When I became a Christian, the meaning of Easter made it even more special to me and my reasons for it continuing to be my favorite holiday shifted a bit. I still go Easter shopping, still love the colorful, bright and cheerful decorations, I now enjoy making Easter baskets for my children, I love our Easter picnic.....I still love it all. But the significance of Holy Week, the sacrifice on Good Friday, and the hope, joy and victory of Resurrection Sunday causes everything else to take a back seat and pale in comparison. I now look at the beauty of the flowers blooming and the new life springing up all around as a ♥sweet, sweet♥ reminder from my precious Savior of the Eternal life that is waiting for me, as a fragment of the beauty that I will so undeservedly behold when my journey through this temporary world is over and I reach my true Home.
Each year, I try my best to point out these things to my children, to show them how to see God's gifts all around us, and to impress upon them the meaning of Good Friday and the Victory on the Cross in a way that it will be forever implanted in their hearts. Each year, without fail, they will ask (although by now they know the answer) WHY Easter is my favorite holiday ~ when many, including them, would choose Christmas. They ask because they love to hear me tell the Story. They, too, love to hear of the One who loves them more than any other.....and that He sacrificed everything for THEM.
This year the focus has been a little more difficult because my birthday falls on this most significant of days. I've had mixed feelings about it all week, wanting the focus of today to be on Him and not me. This is almost impossible with my three biggest fans, and my heart overflows with gratitude for the gift that they are to me, and for their excitement and determination to make "my" day special.....to make me feel special.
Each morning when I am trying to wake up {not a morning person ;) }, I grab my most bless-ed cup of coffee, check my email and read an online devotion or two while I wait for my brain to become functional. This morning, several Good Friday devotions and videos waited for me in my Inbox and as I read and viewed them on the day that those who care about me celebrate my birth, I was overcome with gratefulness. On this day, supposedly "my" day, it strikes me even harder that His sacrifice was indeed made for ME. He gave His life for ME......everything was for ME. And I am so undeserving. So overwhelmed. So..........blessed.
I recently pulled my old Bible from High School off the shelf, as I came across it looking for something else. Oh, the memories that came flooding into my mind as I flipped through it, reading notes and looking at verses that I had underlined long ago. I remember one of the things to do in our youth group was to choose a "life verse". Some chose verses that told of Salvation. Others chose verses of encouragement. I chose a verse (actually two) that I wanted to signify my life in Christ, my hope for my walk with Him.

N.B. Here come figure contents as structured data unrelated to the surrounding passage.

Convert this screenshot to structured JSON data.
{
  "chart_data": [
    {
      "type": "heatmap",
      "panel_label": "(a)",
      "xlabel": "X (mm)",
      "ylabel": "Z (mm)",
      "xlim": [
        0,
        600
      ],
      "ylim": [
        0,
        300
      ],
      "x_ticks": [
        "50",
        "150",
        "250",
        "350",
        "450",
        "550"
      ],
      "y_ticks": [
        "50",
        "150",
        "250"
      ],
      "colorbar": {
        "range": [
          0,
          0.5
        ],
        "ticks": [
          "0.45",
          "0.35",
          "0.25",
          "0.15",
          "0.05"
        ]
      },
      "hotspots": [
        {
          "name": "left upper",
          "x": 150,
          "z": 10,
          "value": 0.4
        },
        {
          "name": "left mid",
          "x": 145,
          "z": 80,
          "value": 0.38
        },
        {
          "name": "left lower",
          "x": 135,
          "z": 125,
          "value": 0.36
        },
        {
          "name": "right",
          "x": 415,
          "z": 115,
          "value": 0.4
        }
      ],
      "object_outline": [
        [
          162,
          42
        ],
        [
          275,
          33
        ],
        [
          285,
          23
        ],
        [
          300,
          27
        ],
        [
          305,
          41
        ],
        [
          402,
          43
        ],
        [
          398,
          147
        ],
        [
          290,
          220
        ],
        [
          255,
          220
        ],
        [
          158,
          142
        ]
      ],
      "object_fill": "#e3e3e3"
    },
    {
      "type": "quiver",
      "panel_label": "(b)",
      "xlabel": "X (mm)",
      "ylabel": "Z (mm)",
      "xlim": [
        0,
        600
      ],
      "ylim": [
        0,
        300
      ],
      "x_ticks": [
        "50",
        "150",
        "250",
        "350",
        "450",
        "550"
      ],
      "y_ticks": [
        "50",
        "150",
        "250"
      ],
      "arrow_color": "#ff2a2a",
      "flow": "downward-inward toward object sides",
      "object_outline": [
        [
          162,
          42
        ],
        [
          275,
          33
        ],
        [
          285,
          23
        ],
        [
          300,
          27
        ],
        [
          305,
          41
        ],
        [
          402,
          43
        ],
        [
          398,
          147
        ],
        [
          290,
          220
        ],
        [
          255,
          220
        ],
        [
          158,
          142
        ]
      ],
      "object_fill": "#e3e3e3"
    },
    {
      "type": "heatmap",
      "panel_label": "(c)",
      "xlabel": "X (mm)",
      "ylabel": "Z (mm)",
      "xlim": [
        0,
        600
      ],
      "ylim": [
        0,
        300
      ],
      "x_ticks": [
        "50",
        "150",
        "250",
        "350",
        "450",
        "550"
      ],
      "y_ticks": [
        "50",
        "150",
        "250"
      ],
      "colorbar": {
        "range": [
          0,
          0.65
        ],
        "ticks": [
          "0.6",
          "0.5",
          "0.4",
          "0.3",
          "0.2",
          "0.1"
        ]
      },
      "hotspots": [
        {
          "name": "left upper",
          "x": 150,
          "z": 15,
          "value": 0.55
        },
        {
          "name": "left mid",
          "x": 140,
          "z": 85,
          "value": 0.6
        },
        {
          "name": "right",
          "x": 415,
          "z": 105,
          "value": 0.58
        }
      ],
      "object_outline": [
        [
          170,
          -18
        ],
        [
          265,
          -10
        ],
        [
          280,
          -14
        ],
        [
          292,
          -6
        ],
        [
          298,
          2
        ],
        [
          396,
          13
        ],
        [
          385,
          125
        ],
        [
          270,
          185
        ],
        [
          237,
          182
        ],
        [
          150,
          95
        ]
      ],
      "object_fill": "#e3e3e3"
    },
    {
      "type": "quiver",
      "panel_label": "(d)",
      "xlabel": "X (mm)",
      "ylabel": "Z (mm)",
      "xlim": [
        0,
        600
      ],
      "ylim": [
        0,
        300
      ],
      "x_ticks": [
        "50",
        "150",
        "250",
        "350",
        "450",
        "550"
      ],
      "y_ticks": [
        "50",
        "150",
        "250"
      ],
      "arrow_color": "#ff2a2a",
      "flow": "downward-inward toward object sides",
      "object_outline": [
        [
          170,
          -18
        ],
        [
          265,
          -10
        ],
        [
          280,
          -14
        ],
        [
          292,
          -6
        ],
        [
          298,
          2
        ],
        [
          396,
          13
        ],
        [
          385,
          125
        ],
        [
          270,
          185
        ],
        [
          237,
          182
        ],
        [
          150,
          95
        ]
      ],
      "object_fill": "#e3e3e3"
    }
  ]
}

"....according to my earnest expectation and hope that in nothing I shall be ashamed, but with all boldness, as always, so now also Christ will be magnified in my body, whether by life or by death. For to me, to live is Christ, and to die is gain."
Philippians 1:20-21
Looking back on the years I've lived and choices I've made, there are some things I might change if I could. My "life verse" will stay the same, however. It is still what I hope my life will say in the end. I'm not sure if it will; I suppose I could ask those around me and they could tell me best.....but I don't think I will. Their answers might depress me. ; )
I participated in our church's Passion Play last week, and in our "Finale", the participants changed costumes and re-entered the sanctuary dressed as Saints, clothed in garments of white, bringing forth our crowns to offer to our King. On this Good Friday, I am struck by the fact that I don't deserve that robe of white.....and I wonder what kind of crown I will be able to lay at the feet of the One who gave His all for ME.
And for YOU. If YOU had been the only one in existence....He still would have done it. The scars He bore, He bore for YOU. The death He died, He died for YOU. The Enemy He defeated, He defeated for YOU. His Victory can be yours, as it is mine.
My children have asked more than once, "Why is it called Good Friday? It's the day that they killed Jesus. That's not good at all." For me, it is Good Friday because we have a Savior who was willing to take on our sins as His own, to pay the price that we couldn't pay. It is Good Friday because He loved us so much and loves us still. It is Good Friday because, as Christians, we know the story doesn't end on Friday.....we have the hope and victory of Sunday.
It is GOOD, and it is True. And because of this, there is coming a day when I will rise..........and until then I can have a song in my heart, a hope for things to come, and an appreciation and gratitude that comes from being able to see the bigger picture in all things. This life is not the end. It is just a path of stepping stones to my Life Eternal. I will rise. Because He did. I hope and pray that you will, too.
2 comments:
Thank you for blessing me with these thoughts and reminders of OUR God and Savior! He's Alive!!!
Hi sweet friend....that was a beautiful post! Hope you are ok...miss chatting!